A Amobici pede por uma ciclovia adequada na Rodovia SC-401, especialmente por ser um trecho sem alternativas de trajeto. A associação chama a estrutura prevista no projeto de “ciclocoisa”, termo que a diretora administrativa, Juliana Diehl, explica: “É quando a gente não sabe o que é, não entra em nenhuma categoria ou é muito ruim”. Nele, o acostamento seria separado da via de trânsito rápido apenas por tachões [tartarugas], o que não impediria atropelamentos. Em um trecho, ele terminaria em frente a um posto de combustível, obrigando o usuário a entrar na área do posto ou pedalar junto à pista. Mais adiante, na entrada do bairro Ratones, seria implementada ciclovia exclusiva ou compartilhada com pedestres, mas as cores usadas na representação não permitem diferenciar onde seria adotada cada estrutura.
Marina Mandelli, ciclista integrante do coletivo Guerrilla e da Amobici, sugere o uso de barreiras de concreto para separar a ciclovia, como as usadas entre pistas de sentido contrário na rodovia. “A separação física que impede o carro de invadir é o que realmente dá segurança para nós. Temos uma janela de oportunidade: ou a gente mostra para a população o quanto é importante que a ciclovia seja feita, mesmo pra quem anda de carro, ou a gente vai perder a chance”.

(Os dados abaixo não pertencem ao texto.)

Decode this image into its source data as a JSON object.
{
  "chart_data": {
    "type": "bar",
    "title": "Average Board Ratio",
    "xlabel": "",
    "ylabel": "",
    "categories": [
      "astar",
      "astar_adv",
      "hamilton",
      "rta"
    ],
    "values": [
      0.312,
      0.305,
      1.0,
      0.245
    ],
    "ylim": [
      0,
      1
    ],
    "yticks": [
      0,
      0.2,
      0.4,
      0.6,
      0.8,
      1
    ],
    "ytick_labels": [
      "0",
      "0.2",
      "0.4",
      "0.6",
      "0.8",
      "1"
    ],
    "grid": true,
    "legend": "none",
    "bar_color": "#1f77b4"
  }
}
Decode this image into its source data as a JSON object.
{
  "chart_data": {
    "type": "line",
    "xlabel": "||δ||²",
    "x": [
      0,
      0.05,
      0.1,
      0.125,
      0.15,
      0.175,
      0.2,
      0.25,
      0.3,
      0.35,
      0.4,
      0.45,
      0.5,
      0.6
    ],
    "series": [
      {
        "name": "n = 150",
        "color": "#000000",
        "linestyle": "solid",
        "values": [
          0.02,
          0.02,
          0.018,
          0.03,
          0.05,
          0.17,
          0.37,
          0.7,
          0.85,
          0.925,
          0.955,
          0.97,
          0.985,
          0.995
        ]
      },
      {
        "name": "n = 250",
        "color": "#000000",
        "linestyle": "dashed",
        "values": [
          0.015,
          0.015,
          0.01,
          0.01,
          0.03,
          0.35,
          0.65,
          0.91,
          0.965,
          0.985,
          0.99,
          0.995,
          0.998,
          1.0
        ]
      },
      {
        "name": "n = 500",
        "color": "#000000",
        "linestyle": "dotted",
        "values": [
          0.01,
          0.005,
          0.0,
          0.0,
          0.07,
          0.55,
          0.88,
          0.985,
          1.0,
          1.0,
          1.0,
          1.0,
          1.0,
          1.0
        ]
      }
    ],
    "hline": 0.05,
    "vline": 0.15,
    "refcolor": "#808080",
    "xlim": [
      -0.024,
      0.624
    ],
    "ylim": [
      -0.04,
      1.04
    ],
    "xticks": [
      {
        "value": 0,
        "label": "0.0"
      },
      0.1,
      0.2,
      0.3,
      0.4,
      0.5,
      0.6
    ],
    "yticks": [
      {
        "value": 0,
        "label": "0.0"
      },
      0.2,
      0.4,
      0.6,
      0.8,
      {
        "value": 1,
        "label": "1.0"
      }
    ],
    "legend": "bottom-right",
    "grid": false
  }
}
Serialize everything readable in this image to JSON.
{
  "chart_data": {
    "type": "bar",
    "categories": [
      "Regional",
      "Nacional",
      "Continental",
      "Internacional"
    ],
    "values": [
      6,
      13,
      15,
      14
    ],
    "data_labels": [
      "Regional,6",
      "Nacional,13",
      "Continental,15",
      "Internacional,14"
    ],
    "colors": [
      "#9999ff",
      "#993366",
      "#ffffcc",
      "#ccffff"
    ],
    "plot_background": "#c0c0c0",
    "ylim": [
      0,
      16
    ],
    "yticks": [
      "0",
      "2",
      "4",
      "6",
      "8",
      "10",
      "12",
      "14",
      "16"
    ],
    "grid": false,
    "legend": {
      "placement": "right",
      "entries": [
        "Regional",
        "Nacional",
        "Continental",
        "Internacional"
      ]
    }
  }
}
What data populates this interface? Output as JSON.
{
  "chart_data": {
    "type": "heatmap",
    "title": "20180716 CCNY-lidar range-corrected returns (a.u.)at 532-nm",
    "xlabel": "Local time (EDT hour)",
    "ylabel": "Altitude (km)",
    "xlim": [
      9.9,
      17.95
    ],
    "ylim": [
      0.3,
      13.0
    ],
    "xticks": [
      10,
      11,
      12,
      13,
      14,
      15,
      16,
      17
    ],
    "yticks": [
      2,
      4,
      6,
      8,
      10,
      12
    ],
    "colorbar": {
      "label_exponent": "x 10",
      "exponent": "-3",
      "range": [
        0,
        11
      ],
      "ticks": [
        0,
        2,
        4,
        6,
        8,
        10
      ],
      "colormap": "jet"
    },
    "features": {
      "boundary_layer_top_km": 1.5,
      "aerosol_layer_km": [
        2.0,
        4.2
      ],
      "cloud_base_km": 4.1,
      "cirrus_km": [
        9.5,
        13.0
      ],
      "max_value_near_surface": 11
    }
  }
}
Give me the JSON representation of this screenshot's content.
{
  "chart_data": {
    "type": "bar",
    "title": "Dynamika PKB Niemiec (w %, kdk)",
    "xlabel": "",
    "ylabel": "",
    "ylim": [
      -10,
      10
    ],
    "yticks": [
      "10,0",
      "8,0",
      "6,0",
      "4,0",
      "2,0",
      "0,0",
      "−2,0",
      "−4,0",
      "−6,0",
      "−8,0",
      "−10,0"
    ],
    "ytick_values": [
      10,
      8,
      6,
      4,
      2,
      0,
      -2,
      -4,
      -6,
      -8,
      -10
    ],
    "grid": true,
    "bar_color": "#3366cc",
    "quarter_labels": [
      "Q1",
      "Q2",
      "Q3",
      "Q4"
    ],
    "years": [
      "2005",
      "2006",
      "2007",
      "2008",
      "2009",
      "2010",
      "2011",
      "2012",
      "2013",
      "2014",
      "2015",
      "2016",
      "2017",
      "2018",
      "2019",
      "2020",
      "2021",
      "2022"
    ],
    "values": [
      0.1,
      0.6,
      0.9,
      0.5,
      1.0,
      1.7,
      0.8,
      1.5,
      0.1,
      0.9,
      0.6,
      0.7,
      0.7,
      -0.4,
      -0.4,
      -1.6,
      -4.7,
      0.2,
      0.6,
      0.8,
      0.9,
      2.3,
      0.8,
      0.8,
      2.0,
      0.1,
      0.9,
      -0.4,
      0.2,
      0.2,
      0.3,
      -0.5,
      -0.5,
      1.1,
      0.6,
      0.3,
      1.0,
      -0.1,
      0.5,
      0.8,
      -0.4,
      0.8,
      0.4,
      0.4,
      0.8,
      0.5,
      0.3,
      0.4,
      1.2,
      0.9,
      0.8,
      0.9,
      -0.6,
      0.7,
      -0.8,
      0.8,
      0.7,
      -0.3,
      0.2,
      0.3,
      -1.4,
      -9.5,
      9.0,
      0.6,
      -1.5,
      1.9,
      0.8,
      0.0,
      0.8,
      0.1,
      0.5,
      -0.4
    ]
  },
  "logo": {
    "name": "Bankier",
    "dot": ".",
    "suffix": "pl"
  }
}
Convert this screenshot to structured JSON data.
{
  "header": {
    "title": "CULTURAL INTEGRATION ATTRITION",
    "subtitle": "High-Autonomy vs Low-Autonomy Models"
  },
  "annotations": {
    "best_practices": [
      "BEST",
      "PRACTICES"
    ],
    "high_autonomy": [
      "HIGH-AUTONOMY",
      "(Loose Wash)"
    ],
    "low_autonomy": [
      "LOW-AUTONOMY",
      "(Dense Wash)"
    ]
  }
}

Tipos de estruturas cicloviárias:
De acordo com a Prefeitura Municipal de Florianópolis, Rede de Planejamento e Inteligência Urbana.
Ciclovias
É o espaço em nível ou desnível com relação à pista, separado por elemento físico segregador, como canteiro, área verde e outros previstos na legislação. Também se aplica em espaços isolados, como áreas não edificáveis, faixas de domínio, parques e outros logradouros públicos. Pode estar disposta nas laterais das pistas, canteiros centrais e calçadas.
Ciclofaixas
Parte da pista de rolamento destinada à circulação exclusiva de ciclos, delimitada por sinalização específica. Parte da pista, calçada ou canteiro central destinado à circulação exclusiva de ciclos delimitada por sinalização viária, podendo ter piso diferenciado e ser implantada no mesmo nível da pista de rolamento, da calçada ou do canteiro.
Ciclorrota
Vias sinalizadas que compõem o sistema ciclável da cidade interligando pontos de interesse, ciclovias e ciclofaixas, de forma a indicar o compartilhamento do espaço viário entre veículos motorizados e bicicletas, melhorando as condições de segurança na circulação.
Espaço Compartilhado
Espaço da via pública destinado prioritariamente aos pedestres onde os ciclistas compartilham a mesma área de circulação, desde que haja espaço suficiente, o fluxo de pedestres seja baixo e a rota esteja devidamente sinalizada.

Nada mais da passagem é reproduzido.